Field set for NCAA event slated for Gold Mountain

t Eight Pac-10 teams, including UW, headline

t Eight Pac-10 teams, including UW, headline

27-team field.

The field is set.

Beginning Thursday, the NCAA Men’s Golf West Regional, hosted by the University of Washington, is coming to the Gold Mountain Golf Complex in Bremerton.

“I’m really excited about the field we’ve got. (It has) huge names, huge programs (and is) extremely complete,” seven-year UW men’s golf coach Matt Thurmond said Tuesday, describing the 27 teams and six individuals, totaling 141 golfers, who will be in action beginning Thursday.

Drawing the No. 21-seed, the Huskies will join the University of Kentucky (No. 19) and the University of Wisconsin (No. 20) for a 7 a.m. tee time on the 10th hole. It will mark the first of three 18-hole rounds.

“They’ll be wide-eyed and nervous, anxious and excited,” Thurmond said of the five players — four of whom will make their NCAA regional debut — representing the Huskies. “It’s going to be a great test of golf.”

Making its 13th consecutive NCAA regional appearance, UW will bring senior Zach Bixler and the four newcomers — Nick Taylor, Darren Wallace, John Wise and Tze Huang Choo — to Gold Mountain, looking to finish in the top 10 and advance to the NCAA championships, scheduled for May 28-31 in West Lafayette, Ind.

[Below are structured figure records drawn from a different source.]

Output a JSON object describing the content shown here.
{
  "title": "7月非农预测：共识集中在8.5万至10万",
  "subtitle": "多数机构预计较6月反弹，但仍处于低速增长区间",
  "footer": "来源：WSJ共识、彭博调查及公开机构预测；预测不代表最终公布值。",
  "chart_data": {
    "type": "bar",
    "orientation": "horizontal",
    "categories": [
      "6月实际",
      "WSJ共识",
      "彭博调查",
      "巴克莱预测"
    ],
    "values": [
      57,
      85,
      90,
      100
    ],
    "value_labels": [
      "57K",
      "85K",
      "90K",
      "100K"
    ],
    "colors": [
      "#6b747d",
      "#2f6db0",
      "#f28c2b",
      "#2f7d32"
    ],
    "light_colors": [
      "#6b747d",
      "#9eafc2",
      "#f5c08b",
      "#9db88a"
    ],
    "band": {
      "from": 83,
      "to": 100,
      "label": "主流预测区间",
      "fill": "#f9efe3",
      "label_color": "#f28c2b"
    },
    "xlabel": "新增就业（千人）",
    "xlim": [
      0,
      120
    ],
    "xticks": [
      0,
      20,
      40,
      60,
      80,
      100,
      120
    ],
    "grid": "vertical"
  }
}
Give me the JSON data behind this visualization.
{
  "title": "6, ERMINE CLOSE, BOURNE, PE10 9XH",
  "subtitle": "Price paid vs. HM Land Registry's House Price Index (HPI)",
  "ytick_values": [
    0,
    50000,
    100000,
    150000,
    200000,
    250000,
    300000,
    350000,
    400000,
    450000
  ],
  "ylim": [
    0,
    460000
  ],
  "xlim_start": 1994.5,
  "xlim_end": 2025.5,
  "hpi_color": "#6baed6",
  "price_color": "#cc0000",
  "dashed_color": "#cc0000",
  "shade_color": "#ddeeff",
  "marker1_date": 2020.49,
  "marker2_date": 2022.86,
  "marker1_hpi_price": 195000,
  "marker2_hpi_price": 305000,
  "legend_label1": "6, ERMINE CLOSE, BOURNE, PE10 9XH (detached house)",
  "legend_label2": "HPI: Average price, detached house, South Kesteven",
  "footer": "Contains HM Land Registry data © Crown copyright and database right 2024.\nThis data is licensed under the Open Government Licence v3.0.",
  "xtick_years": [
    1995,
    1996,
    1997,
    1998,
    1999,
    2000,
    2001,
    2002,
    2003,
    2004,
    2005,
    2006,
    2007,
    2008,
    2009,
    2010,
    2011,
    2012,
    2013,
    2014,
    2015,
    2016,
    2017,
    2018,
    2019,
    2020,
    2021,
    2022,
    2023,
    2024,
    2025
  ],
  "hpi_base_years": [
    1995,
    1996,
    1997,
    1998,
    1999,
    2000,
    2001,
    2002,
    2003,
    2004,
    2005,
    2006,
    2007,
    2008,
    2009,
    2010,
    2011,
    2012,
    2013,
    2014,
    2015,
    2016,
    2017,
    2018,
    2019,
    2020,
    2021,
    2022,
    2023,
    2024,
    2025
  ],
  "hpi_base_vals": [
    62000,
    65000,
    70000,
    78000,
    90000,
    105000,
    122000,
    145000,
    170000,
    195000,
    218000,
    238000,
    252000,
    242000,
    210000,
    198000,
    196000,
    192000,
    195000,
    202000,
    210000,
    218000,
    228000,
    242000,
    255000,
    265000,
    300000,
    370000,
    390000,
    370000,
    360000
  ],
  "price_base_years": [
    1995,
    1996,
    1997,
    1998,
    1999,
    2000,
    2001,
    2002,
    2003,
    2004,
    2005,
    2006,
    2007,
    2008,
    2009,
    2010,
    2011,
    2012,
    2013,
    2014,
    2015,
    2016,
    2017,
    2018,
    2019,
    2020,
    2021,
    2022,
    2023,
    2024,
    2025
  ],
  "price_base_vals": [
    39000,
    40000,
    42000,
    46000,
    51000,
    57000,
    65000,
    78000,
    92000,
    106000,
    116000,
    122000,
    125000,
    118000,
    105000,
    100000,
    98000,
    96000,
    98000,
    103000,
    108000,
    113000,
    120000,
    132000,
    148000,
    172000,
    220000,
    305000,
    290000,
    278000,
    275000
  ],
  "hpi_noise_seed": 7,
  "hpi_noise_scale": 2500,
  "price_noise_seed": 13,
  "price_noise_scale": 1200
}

“We’re certainly shooting for advancing,” said Thurmond, his team looking to get back to the championships after missing out last year for the first time in eight seasons.

He feels the UW, which finished second to Oregon State at the Husky Invite at Gold Mountain in October, should have an advantage because of their experience with the course.

“We’re familiar with the course and comfortable with it,” Thurman said.

Widely known in the golf world as a tough-yet-fair course, Thurmond called Gold Mountain “US Open-caliber” and predicted the course’s fast greens will result in high scores, especially for teams not accustomed to putting on quick surfaces.

“Teams from the southeast don’t play greens these fast very often,” he said, referring to squads such as No. 3-seed Florida State and No. 5-seed Clemson, both expected to contend for the 2008 national title.

While the field of teams is strong top to bottom, individual competition will be ripe too as six golfers whose teams did not qualify for a regional bid will square off, the top two advancing to nationals.

Ranked No. 13 in the Golfweek Sagarin Performance Index Top-50 and winner of five consecutive events, Boise State’s Troy Merrit — the 2008 Western Athletic Conference Player of the Year — appears the favorite to win the individual competition.

With Gold Mountain playing host, this year’s regional competition also brings two local golfers — Gig Harbor’s Kyle Stanley and Tacoma’s Andrew Putnam — back to their old stomping grounds.

Stanley, a sophomore at Clemson and last year’s Atlantic Coast Conference Player of the Year, finished third in the 2007 East Regional, while Putnam, a freshman at Pepperdine, earned 2008 West Coast Conference Freshman of the Year honors.

There’s no admission charge for the event.